La figura senza figura di questo reale impossibile viene fatta balenare anche al cuore dell’opera che più di tutte sembrerebbe legare Sartre alla dimensione del soggetto sovrano che decide liberamente di sé: L’essere e il nulla. Proprio prendendo in esame l’idea di libertà, Recalcati mostra come in essa sia in opera il suo rovescio: la necessità. Un soggetto libero infatti sceglie, ma non sceglie di essere libero. È questa la fatticità della libertà, il suo reale impossibile che complica e decostruisce, dall’interno, il fantasma del soggetto sovrano: “In gioco è, dunque, una nozione di libertà assai problematica che non esclude affatto il vincolo, la consegna ad una necessità in irriducibile attrito con la contingenza assoluta della scelta. La libertà, in altre parole, non riguarda solo il campo delle possibilità ma anche il reale dell’impossibile”.

L’attento processo di rilettura a cui Recalcati sottopone i testi sartriani mostra come al di là di alcune semplificazioni caricaturali, nel percorso sartriano vi sia un corpo a corpo problematico, critico, con la dimensione del soggetto che approda a un suo ripensamento come processo di soggettivazione. Questo ripensamento trova il suo culmine nell’Idiota della famiglia in cui il soggetto si dissolve in un processo sempre in atto e mai concluso di ripresa e soggettivazione dell’infanzia. Ora questo processo di soggettivazione è articolato come interiorizzazione dell’esteriorità e esteriorizzazione dell’esteriorità interiorizzata. Questi passaggi sono essenziali per comprendere la complessità del processo di soggettivazione che è sempre in atto, sempre di nuovo da prodursi, e opera a più livelli.

 

Prima ancora di essere esteriorizzazione dell’interiorità, il processo di soggettivazione è già all’opera nel tempo della mediazione soggettiva come tempo dell’interiorizzazione dell’esteriorità, come vissuto. Recalcati pone giustamente in rilievo questo passaggio, in quanto esso mostra come non ci sia un soggetto su cui opera la tracciatura dell’Altro, ma un movimento di interiorizzazione di questa tracciatura. Scrive Recalcati: “Senza questo tempo logico intermedio non vi sarebbe quella possibilità di gioco – il movimento del piccolo scarto – che rende possibile la personalizzazione vera e propria”. In questi movimenti non c’è nessuna Aufhebung hegeliana, nessun superamento-toglimento dell’infanzia ma una singolarizzazione che fa tesoro della lezione kierkegaardiana e dell’idea scandalosa e sconcertante della transistoricità dell’uomo storico per cui le determinazioni universali della storia non producono il soggetto come un semplice effetto ma come ripresa e singolarizzazione dell’universale. 

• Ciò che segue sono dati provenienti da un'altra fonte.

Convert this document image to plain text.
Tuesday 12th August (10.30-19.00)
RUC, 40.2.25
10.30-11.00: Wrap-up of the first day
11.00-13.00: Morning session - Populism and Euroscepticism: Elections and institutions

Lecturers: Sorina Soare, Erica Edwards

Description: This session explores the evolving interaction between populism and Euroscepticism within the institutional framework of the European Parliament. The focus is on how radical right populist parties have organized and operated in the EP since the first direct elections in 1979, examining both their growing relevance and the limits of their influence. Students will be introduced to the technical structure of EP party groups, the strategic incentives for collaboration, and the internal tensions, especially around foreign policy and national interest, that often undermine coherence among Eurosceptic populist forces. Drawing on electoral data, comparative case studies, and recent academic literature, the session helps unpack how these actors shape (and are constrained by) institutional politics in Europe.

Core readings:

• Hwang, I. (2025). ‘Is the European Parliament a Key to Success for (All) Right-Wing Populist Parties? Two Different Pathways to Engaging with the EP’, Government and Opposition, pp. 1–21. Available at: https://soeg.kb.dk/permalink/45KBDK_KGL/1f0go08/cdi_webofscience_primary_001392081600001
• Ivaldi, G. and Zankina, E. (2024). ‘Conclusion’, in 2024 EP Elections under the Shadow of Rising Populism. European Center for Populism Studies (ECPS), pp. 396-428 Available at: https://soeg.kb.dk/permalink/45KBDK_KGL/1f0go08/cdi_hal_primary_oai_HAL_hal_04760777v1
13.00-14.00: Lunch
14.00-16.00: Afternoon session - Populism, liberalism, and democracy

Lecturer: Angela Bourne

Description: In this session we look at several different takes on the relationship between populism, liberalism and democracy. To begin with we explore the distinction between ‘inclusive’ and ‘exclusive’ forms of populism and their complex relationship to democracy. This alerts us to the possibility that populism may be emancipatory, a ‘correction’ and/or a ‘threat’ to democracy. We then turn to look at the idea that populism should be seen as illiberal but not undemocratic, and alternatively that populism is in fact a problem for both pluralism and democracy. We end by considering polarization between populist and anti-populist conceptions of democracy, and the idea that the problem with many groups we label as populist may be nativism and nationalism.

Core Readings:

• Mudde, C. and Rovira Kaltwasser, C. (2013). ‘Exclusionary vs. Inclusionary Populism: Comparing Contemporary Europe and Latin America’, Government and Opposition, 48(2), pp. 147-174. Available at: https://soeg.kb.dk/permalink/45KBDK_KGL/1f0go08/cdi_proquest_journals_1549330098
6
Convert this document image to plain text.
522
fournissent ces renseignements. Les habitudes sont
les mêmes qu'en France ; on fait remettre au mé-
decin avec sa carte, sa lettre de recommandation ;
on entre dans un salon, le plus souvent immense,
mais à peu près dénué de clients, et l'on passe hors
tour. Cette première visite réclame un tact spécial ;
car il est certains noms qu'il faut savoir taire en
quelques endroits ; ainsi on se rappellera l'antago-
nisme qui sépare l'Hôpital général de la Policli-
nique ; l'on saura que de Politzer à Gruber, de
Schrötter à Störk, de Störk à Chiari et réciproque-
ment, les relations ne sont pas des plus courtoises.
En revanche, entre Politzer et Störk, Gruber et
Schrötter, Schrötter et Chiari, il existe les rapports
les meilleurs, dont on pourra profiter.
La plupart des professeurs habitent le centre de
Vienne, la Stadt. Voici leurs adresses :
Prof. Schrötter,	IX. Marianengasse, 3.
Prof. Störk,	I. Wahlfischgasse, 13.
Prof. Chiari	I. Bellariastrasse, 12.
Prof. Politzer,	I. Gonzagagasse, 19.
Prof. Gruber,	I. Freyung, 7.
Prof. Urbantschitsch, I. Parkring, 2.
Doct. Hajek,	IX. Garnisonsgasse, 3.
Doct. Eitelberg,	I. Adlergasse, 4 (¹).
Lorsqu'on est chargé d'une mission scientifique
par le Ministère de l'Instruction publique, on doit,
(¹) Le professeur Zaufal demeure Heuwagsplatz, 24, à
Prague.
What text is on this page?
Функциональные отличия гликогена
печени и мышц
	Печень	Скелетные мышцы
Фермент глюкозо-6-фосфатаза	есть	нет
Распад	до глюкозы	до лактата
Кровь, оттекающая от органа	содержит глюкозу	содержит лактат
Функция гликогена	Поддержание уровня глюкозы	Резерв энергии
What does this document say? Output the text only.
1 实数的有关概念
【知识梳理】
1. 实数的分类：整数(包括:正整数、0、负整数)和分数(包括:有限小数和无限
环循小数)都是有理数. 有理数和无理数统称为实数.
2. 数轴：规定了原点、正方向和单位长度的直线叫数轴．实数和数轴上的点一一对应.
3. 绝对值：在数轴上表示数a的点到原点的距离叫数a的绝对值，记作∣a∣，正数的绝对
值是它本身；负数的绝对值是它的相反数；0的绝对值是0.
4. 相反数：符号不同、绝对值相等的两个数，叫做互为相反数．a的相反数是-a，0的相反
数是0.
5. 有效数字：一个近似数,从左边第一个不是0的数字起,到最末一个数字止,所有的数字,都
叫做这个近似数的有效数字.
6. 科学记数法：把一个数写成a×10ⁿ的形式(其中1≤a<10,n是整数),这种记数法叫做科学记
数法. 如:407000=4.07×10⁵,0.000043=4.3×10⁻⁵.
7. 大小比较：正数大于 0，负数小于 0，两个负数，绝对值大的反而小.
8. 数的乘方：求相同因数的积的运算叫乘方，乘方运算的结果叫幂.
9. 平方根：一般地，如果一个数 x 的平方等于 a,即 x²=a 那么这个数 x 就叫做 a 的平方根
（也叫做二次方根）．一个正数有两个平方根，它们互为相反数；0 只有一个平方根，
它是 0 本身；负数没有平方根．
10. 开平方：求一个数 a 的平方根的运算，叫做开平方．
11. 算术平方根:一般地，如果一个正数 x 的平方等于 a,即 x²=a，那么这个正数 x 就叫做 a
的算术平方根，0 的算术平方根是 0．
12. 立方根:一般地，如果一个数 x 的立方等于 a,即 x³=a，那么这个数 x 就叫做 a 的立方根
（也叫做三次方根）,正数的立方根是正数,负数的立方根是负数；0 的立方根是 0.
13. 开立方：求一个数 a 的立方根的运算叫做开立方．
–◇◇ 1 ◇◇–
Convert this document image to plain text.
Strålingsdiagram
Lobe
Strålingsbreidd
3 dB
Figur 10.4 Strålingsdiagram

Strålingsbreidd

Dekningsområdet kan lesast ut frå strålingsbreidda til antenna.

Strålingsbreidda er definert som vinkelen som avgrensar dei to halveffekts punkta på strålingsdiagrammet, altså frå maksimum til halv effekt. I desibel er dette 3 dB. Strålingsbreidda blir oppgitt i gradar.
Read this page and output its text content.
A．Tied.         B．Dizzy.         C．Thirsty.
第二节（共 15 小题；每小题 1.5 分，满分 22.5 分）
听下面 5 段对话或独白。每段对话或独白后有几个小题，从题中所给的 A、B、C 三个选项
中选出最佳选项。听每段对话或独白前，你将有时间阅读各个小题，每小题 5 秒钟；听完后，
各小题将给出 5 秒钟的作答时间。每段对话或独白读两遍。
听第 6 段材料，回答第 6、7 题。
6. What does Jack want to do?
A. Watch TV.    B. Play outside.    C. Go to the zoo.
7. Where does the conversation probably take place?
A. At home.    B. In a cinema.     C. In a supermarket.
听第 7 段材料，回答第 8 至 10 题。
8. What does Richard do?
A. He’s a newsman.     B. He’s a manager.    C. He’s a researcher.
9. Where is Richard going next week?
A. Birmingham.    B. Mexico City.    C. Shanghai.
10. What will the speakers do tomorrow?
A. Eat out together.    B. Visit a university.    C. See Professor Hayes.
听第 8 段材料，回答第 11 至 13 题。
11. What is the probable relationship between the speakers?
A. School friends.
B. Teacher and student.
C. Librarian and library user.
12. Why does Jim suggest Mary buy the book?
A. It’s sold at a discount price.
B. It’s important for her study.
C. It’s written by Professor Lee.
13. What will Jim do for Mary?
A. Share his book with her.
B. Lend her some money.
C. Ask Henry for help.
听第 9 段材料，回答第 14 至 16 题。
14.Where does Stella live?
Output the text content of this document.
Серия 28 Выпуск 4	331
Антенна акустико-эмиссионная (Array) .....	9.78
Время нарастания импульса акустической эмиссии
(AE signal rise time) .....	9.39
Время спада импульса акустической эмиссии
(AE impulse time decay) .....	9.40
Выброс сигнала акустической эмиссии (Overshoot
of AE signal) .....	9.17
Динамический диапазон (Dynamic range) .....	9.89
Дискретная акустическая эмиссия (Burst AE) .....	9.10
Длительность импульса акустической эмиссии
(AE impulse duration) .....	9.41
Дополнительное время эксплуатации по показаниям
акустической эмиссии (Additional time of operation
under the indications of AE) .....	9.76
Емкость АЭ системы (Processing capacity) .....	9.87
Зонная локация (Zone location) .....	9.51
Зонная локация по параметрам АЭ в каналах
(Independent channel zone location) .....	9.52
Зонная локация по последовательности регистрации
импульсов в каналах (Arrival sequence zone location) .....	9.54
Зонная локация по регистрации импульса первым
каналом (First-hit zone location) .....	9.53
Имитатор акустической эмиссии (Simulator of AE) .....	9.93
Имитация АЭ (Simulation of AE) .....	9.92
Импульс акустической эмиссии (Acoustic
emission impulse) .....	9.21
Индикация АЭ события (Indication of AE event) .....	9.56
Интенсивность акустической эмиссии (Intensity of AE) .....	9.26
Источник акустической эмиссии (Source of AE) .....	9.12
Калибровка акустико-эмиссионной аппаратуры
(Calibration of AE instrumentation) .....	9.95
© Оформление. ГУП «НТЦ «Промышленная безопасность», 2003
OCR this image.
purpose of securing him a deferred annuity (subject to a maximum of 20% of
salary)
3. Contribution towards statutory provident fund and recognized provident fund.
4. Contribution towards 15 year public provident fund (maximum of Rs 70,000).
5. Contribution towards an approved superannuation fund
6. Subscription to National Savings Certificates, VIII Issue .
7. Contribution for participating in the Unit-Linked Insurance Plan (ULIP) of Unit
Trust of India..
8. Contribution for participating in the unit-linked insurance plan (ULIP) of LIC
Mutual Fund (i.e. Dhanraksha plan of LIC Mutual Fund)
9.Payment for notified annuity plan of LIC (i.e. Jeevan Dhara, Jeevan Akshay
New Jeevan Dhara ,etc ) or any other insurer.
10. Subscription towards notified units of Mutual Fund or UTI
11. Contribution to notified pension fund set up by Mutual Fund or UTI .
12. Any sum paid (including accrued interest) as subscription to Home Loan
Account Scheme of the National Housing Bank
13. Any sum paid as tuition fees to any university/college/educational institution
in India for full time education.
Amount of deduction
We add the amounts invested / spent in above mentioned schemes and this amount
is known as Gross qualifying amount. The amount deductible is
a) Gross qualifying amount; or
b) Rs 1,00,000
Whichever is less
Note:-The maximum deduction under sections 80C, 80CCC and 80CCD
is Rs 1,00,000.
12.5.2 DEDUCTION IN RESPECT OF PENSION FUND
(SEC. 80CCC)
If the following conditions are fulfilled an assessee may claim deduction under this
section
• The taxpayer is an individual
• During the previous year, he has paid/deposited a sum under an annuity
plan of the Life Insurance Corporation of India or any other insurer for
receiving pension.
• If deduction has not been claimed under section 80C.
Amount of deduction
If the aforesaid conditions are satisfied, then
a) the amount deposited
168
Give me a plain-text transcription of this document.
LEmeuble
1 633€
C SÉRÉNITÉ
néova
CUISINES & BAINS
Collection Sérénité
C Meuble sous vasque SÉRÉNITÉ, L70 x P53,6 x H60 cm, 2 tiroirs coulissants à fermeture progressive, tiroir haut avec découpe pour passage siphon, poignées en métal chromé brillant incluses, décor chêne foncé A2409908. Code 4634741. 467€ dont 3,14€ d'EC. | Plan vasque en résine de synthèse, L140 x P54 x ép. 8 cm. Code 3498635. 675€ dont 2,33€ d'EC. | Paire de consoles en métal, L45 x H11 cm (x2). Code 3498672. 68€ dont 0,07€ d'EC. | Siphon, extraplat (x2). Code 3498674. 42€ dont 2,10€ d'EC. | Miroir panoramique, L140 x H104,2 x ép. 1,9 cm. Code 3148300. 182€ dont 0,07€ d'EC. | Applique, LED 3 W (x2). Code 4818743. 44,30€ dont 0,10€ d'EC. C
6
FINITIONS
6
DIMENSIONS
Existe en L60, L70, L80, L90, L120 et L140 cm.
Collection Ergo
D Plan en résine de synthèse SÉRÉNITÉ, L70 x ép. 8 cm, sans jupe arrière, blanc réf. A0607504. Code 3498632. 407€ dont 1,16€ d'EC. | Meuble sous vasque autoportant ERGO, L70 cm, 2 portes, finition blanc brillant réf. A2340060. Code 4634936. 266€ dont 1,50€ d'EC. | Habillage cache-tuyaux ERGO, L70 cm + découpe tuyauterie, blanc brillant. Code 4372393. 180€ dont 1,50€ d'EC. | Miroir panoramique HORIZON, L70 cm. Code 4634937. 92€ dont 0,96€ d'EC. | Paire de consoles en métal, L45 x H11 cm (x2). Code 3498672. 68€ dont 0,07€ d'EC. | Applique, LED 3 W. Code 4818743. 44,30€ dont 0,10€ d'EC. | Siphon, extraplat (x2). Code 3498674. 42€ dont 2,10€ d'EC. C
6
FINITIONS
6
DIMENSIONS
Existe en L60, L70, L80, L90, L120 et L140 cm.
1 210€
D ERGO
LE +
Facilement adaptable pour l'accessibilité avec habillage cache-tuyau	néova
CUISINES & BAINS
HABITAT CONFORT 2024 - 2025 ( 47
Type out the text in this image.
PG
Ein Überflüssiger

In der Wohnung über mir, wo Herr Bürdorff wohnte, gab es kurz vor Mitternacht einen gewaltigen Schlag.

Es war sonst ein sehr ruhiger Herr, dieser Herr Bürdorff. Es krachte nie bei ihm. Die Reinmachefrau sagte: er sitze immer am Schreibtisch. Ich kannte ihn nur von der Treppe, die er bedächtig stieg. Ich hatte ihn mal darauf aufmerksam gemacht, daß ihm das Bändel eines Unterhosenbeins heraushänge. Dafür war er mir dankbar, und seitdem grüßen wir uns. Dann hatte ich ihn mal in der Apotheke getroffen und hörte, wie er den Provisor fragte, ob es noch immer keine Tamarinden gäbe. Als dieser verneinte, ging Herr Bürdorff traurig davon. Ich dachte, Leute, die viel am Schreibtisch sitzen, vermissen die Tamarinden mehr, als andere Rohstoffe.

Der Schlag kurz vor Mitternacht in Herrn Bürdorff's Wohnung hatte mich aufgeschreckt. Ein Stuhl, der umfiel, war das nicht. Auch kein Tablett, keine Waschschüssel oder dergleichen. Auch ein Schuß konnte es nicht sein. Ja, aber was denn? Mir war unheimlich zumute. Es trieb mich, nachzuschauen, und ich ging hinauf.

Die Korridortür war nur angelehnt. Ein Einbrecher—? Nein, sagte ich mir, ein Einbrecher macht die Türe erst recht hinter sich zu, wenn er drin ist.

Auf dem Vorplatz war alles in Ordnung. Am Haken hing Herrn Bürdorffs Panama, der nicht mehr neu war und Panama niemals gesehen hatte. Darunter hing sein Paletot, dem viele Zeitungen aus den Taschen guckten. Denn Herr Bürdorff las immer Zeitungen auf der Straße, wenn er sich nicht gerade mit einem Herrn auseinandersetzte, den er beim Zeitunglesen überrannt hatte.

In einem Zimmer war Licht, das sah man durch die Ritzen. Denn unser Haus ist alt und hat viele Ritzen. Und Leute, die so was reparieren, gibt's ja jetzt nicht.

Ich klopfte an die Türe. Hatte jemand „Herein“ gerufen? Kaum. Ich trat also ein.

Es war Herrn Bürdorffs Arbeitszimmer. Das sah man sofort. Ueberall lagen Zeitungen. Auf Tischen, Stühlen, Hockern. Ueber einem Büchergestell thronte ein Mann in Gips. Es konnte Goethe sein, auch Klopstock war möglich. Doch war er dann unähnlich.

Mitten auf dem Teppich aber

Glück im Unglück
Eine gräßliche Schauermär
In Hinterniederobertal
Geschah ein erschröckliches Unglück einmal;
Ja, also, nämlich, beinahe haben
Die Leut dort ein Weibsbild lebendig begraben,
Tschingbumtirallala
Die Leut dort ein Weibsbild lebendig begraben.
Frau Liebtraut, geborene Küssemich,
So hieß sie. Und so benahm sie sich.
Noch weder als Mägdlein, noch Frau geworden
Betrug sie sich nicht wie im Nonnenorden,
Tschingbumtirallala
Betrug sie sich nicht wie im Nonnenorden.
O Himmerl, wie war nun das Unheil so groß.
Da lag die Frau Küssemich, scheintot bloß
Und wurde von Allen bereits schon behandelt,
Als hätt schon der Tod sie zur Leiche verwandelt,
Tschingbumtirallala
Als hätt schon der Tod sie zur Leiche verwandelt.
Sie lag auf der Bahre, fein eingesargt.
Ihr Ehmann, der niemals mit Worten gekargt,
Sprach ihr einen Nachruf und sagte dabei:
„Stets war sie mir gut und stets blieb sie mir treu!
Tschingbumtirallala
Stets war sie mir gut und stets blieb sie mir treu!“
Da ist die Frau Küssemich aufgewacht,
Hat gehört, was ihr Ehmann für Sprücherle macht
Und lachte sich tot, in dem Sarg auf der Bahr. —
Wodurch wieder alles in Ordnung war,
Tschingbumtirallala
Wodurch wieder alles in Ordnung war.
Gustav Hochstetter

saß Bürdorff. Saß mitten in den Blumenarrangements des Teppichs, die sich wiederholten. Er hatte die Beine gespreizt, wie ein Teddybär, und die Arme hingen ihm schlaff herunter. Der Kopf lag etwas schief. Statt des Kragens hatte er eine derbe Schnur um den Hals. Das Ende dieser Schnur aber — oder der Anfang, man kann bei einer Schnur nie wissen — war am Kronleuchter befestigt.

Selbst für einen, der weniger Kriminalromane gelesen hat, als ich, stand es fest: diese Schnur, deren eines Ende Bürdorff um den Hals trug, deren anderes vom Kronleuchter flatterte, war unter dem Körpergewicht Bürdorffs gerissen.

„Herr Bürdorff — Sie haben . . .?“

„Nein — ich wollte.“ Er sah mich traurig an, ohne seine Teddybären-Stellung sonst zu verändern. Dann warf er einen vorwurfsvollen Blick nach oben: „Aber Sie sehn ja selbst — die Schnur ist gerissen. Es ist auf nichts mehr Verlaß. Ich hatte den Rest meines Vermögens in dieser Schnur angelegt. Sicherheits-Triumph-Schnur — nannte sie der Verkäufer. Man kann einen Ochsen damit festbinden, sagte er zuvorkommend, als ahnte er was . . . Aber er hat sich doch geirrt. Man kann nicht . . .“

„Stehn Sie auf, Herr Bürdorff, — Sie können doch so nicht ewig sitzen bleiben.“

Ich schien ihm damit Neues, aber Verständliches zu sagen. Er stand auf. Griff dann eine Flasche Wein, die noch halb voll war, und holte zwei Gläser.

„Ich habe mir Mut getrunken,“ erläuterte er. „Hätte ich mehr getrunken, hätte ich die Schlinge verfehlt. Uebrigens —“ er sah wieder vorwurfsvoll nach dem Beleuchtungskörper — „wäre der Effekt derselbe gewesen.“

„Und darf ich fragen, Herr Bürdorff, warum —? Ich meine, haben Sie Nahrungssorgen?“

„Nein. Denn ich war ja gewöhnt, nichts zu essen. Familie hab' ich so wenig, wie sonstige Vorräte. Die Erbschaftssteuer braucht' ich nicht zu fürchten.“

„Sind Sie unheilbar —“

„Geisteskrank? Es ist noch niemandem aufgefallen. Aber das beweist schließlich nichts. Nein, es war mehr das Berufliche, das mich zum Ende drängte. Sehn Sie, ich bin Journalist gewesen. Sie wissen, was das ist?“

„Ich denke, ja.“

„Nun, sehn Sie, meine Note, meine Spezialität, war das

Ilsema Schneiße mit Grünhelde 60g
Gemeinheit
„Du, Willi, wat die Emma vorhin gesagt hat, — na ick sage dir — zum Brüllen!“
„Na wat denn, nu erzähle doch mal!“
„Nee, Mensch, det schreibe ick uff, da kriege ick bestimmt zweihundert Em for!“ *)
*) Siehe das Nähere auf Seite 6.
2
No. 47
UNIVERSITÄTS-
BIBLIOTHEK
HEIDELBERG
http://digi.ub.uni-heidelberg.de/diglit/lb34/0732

Indubbiamente si può criticare questa idea di soggettivazione sartriana, ad esempio per la sua dimensione ancora umanistica e antropocentrica: ma lo si può fare proprio a partire da un’eredità finalmente rimessa in gioco e in circolazione al di là di semplificazioni e ricostruzioni caricaturali. Ecco uno dei grandi meriti dell’opera di Recalcati.